If none of the above memory optimization procedures work, you may just have too much data for offline CNMF. For this case, we also provide an online version of CNMF (OnACID), which uses a small number of frames to initialize the spatial and temporal components, and iteratively updates the components as new data comes in. This uses much less memory than the offline approach.

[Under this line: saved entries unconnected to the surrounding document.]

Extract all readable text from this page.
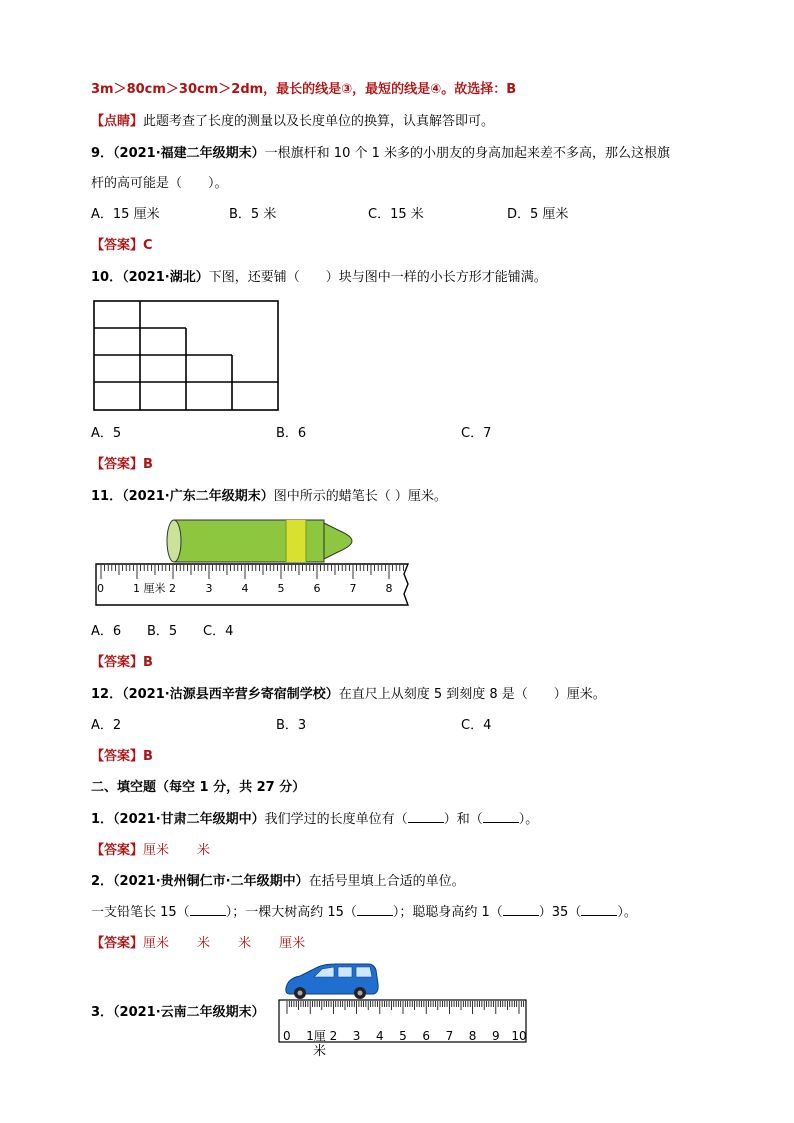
3m＞80cm＞30cm＞2dm，最长的线是③，最短的线是④。故选择：B
【点睛】此题考查了长度的测量以及长度单位的换算，认真解答即可。
9．（2021·福建二年级期末）一根旗杆和 10 个 1 米多的小朋友的身高加起来差不多高，那么这根旗
杆的高可能是（　　）。
A．15 厘米	B．5 米	C．15 米	D．5 厘米
【答案】C
10．（2021·湖北）下图，还要铺（　　）块与图中一样的小长方形才能铺满。
A．5	B．6	C．7
【答案】B
11．（2021·广东二年级期末）图中所示的蜡笔长（ ）厘米。
0	1 厘米 2	3	4	5	6	7	8
A．6 B．5 C．4
【答案】B
12．（2021·沽源县西辛营乡寄宿制学校）在直尺上从刻度 5 到刻度 8 是（　　）厘米。
A．2	B．3	C．4
【答案】B
二、填空题（每空 1 分，共 27 分）
1．（2021·甘肃二年级期中）我们学过的长度单位有（	）和（	）。
【答案】厘米 米
2．（2021·贵州铜仁市·二年级期中）在括号里填上合适的单位。
一支铅笔长 15（	）；一棵大树高约 15（	）；聪聪身高约 1（	）35（	）。
【答案】厘米 米 米 厘米
3．（2021·云南二年级期末）
0 1厘 2 3 4 5 6 7 8 9 10
米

Caiman’s demo notebook for OnACID is found in demo_OnACID_mesoscope.ipynb
. See the Caiman paperꜛ for more discussion.
Motion correction
The first substantive step in our analysis pipeline is to remove motion artifacts from the original movie:
It is very important to get rid of motion artifacts, as the subsequent CNMF source separation algorithm assumes that each pixel represents the same region of space
First, we initialize the motion correction estimator using the parameters that we set above:
mot_correct = MotionCorrect(movie_path, dview=cluster, **parameters.motion)

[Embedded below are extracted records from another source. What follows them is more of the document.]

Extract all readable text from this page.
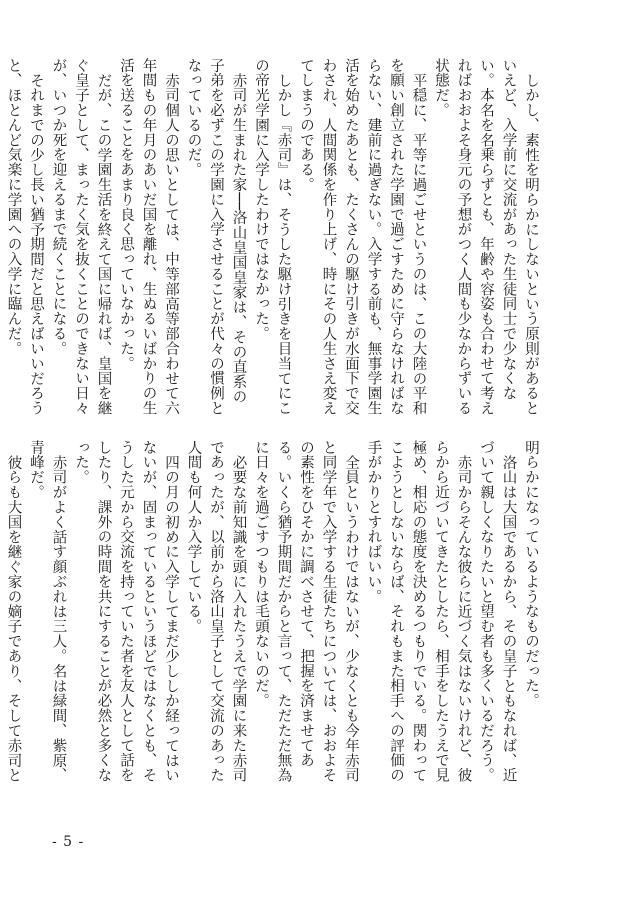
しかし、素性を明らかにしないという原則があるといえど、入学前に交流があった生徒同士で少なくない。本名を名乗らずとも、年齢や容姿も合わせて考えればおおよそ身元の予想がつく人間も少なからずいる状態だ。

平穏に、平等に過ごせというのは、この大陸の平和を願い創立された学園で過ごすために守らなければならない、建前に過ぎない。入学する前も、無事学園生活を始めたあとも、たくさんの駆け引きが水面下で交わされ、人間関係を作り上げ、時にその人生さえ変えてしまうのである。

しかし『赤司』は、そうした駆け引きを目当てにこの帝光学園に入学したわけではなかった。

赤司が生まれた家──洛山皇国皇家は、その直系の子弟を必ずこの学園に入学させることが代々の慣例となっているのだ。

赤司個人の思いとしては、中等部高等部合わせて六年間もの年月のあいだ国を離れ、生ぬるいばかりの生活を送ることをあまり良く思っていなかった。

だが、この学園生活を終えて国に帰れば、皇国を継ぐ皇子として、まったく気を抜くことのできない日々が、いつか死を迎えるまで続くことになる。

それまでの少し長い猶予期間だと思えばいいだろうと、ほとんど気楽に学園への入学に臨んだ。

明らかになっているようなものだった。

洛山は大国であるから、その皇子ともなれば、近づいて親しくなりたいと望む者も多くいるだろう。

赤司からそんな彼らに近づく気はないけれど、彼らから近づいてきたとしたら、相手をしたうえで見極め、相応の態度を決めるつもりでいる。関わってこようとしないならば、それもまた相手への評価の手がかりとすればいい。

全員というわけではないが、少なくとも今年赤司と同学年で入学する生徒たちについては、おおよその素性をひそかに調べさせて、把握を済ませてある。いくら猶予期間だからと言って、ただただ無為に日々を過ごすつもりは毛頭ないのだ。

必要な前知識を頭に入れたうえで学園に来た赤司であったが、以前から洛山皇子として交流のあった人間も何人か入学している。

四の月の初めに入学してまだ少ししか経ってはいないが、固まっているというほどではなくとも、そうした元から交流を持っていた者を友人として話をしたり、課外の時間を共にすることが必然と多くなった。

赤司がよく話す顔ぶれは三人。名は緑間、紫原、青峰だ。

彼らも大国を継ぐ家の嫡子であり、そして赤司と

- 5 -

Let’s consider a couple of the motion correction parameters:
pw_rigid=True
tells us that we are going to perform piecewise rigid motion correction using the nonrigid motion correction (NoRMCorre) algorithm (this is because the data seems to exhibit some non-uniform motion). If your data exhibits uniform motion across the field of view, set this toFalse
for efficiency.- NoRMCorre will split the movie into patches that repeat every 48 pixels (
strides
), and have 24 pixels of overlap (overlaps
): the total patch width is 72 (the sum of stride and overlap).

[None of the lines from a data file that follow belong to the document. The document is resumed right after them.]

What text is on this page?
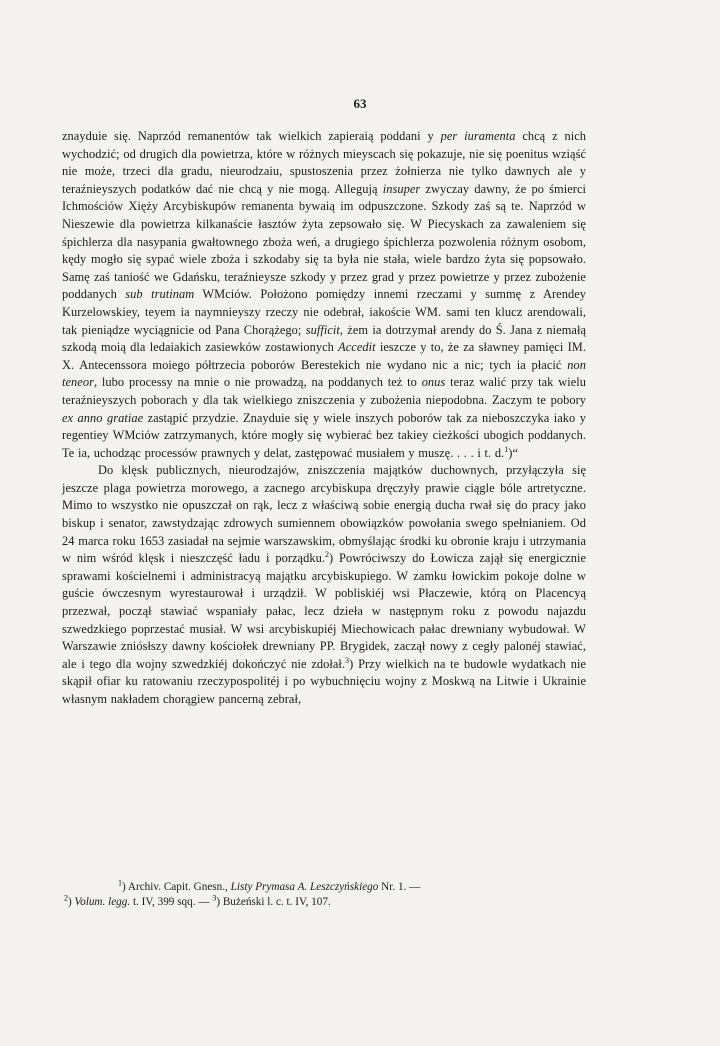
63

znayduie się. Naprzód remanentów tak wielkich zapieraią poddani y per iuramenta chcą z nich wychodzić; od drugich dla powietrza, które w różnych mieyscach się pokazuje, nie się poenitus wziąść nie może, trzeci dla gradu, nieurodzaiu, spustoszenia przez żołnierza nie tylko dawnych ale y teraźnieyszych podatków dać nie chcą y nie mogą. Allegują insuper zwyczay dawny, że po śmierci Ichmościów Xięży Arcybiskupów remanenta bywaią im odpuszczone. Szkody zaś są te. Naprzód w Nieszewie dla powietrza kilkanaście łasztów żyta zepsowało się. W Piecyskach za zawaleniem się śpichlerza dla nasypania gwałtownego zboża weń, a drugiego śpichlerza pozwolenia różnym osobom, kędy mogło się sypać wiele zboża i szkodaby się ta była nie stała, wiele bardzo żyta się popsowało. Samę zaś taniość we Gdańsku, teraźnieysze szkody y przez grad y przez powietrze y przez zubożenie poddanych sub trutinam WMciów. Położono pomiędzy innemi rzeczami y summę z Arendey Kurzelowskiey, teyem ia naymnieyszy rzeczy nie odebrał, iakoście WM. sami ten klucz arendowali, tak pieniądze wyciągnicie od Pana Chorążego; sufficit, żem ia dotrzymał arendy do Ś. Jana z niemałą szkodą moią dla ledaiakich zasiewków zostawionych Accedit ieszcze y to, że za sławney pamięci IM. X. Antecenssora moiego półtrzecia poborów Berestekich nie wydano nic a nic; tych ia płacić non teneor, lubo processy na mnie o nie prowadzą, na poddanych też to onus teraz walić przy tak wielu teraźnieyszych poborach y dla tak wielkiego zniszczenia y zubożenia niepodobna. Zaczym te pobory ex anno gratiae zastąpić przydzie. Znayduie się y wiele inszych poborów tak za nieboszczyka iako y regentiey WMciów zatrzymanych, które mogły się wybierać bez takiey cieżkości ubogich poddanych. Te ia, uchodząc processów prawnych y delat, zastępować musiałem y muszę. . . . i t. d.$^1$)“

Do klęsk publicznych, nieurodzajów, zniszczenia majątków duchownych, przyłączyła się jeszcze plaga powietrza morowego, a zacnego arcybiskupa dręczyły prawie ciągle bóle artretyczne. Mimo to wszystko nie opuszczał on rąk, lecz z właściwą sobie energią ducha rwał się do pracy jako biskup i senator, zawstydzając zdrowych sumiennem obowiązków powołania swego spełnianiem. Od 24 marca roku 1653 zasiadał na sejmie warszawskim, obmyślając środki ku obronie kraju i utrzymania w nim wśród klęsk i nieszczęść ładu i porządku.$^2$) Powróciwszy do Łowicza zajął się energicznie sprawami kościelnemi i administracyą majątku arcybiskupiego. W zamku łowickim pokoje dolne w guście ówczesnym wyrestaurował i urządził. W pobliskiéj wsi Płaczewie, którą on Placencyą przezwał, począł stawiać wspaniały pałac, lecz dzieła w następnym roku z powodu najazdu szwedzkiego poprzestać musiał. W wsi arcybiskupiéj Miechowicach pałac drewniany wybudował. W Warszawie zniósłszy dawny kościołek drewniany PP. Brygidek, zaczął nowy z cegły palonéj stawiać, ale i tego dla wojny szwedzkiéj dokończyć nie zdołał.$^3$) Przy wielkich na te budowle wydatkach nie skąpił ofiar ku ratowaniu rzeczypospolitéj i po wybuchnięciu wojny z Moskwą na Litwie i Ukrainie własnym nakładem chorągiew pancerną zebrał,

$^1$) Archiv. Capit. Gnesn., Listy Prymasa A. Leszczyńskiego Nr. 1. —

$^2$) Volum. legg. t. IV, 399 sqq. — $^3$) Bużeński l. c. t. IV, 107.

For a detailed exploration of Caiman’s motion correction pipeline, see the demo_motion_correction.ipynb
notebook in the Caiman repository.
The next step is to run the motion correction algorithm using the motion_correct()
method. You may see some warnings about negative movie averages: you can ignore them:
mot_correct.motion_correct(save_movie=True);
Inspect the results: compare the original movie with the motion corrected movie. We are turning the gain up here to highlight motion:
# compare with original movie; press q to quit:
movie_orig = cm.load(movie_path) # in case it was not loaded earlier
movie_corrected = cm.load(mot_correct.mmap_file) # load motion corrected movie
ds_ratio = 0.2
cm.concatenate([movie_orig.resize(1, 1, ds_ratio) - mot_correct.min_mov*mot_correct.nonneg_movie,
movie_corrected.resize(1, 1, ds_ratio)],
axis=2).play(fr=20,
gain=2,
magnification=2)
Let’s look at the max projection and correlation image of the motion corrected movies. In movies that originally contained a lot of movement, the summary images will look more “crisp” than in the originals because they are no longer blurred by movement:
max_projection = np.max(movie_corrected, axis=0)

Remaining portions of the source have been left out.